I looked at Faith for confirmation.

“He’s right. A very formal letter comes from Rome. The Magisterium is the teaching office of the Vatican, and according to their rules, the task of interpreting the Word of God is entrusted solely to that body — the pope and his bishops. Ursula was forbidden to teach in her own church.”

“But allowed to do so here?”

Faith smiled. “Well, according to our vision, she is. We’ve done this before, Alex. We’ve had a silenced Jesuit theologian here, taken him in and made him a scholar-in-residence.”

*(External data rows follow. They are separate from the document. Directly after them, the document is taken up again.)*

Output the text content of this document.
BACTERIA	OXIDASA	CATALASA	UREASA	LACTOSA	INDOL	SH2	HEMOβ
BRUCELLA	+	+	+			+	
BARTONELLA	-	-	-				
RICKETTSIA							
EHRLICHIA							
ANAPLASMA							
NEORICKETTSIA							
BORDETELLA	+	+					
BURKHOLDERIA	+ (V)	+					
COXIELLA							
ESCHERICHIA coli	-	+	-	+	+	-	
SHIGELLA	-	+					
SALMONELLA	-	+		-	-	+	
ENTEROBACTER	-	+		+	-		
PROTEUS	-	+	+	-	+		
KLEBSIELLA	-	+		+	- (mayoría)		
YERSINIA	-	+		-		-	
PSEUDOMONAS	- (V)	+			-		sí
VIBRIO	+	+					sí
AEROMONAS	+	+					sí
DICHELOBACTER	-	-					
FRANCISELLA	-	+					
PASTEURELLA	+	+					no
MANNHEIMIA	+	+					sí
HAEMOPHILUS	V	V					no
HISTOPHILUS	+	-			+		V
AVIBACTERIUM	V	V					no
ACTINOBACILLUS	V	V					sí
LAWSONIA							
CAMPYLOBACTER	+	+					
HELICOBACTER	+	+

“Did you face any opposition to inviting Ursula?”

She stopped to think. “Not really.”

“What did she teach?” I asked.

“Feminist theology, of course,” Faith answered without hesitation. “The history of women in the church fascinated her.”

“Before those who became priests, had women been silenced?”

“Certainly. There are loads of examples. In modern times, they’ve had to do with obvious issues. In 1979, a nun — a Sister of Mercy on the Yale faculty — signed a document along with twelve others supporting abortion, supporting a woman’s right to control her body. She was told by Rome that if she didn’t recant, she’d be excommunicated.”

“Was she?”

“Sister Margaret agreed not to publish the document, but she wouldn’t recant. So she was silenced. Many of the most progressive nuns have been punished by the church for speaking out on abortion or on homosexuality,” Faith said, shaking her head. “And despite the wonderful work they do in the most underserved communities — and in these times when Rome is having a very hard go attracting young people to service, women or men — they’re shunned.”

“And the formal position of the Vatican on silencing?” I asked. “What’s the reasoning?”

“The primary argument used to be — centuries ago — that it would prevent confusion among God’s people caused by contentious issues. Roman and Spanish Inquisitions, the index of forbidden books, the outlawing of scientific thinking by geniuses like Galileo — you know all the historic examples. It might have been a means to quash dissension in those days, but now all the issues involved are commented on by the mainstream media on the nightly news.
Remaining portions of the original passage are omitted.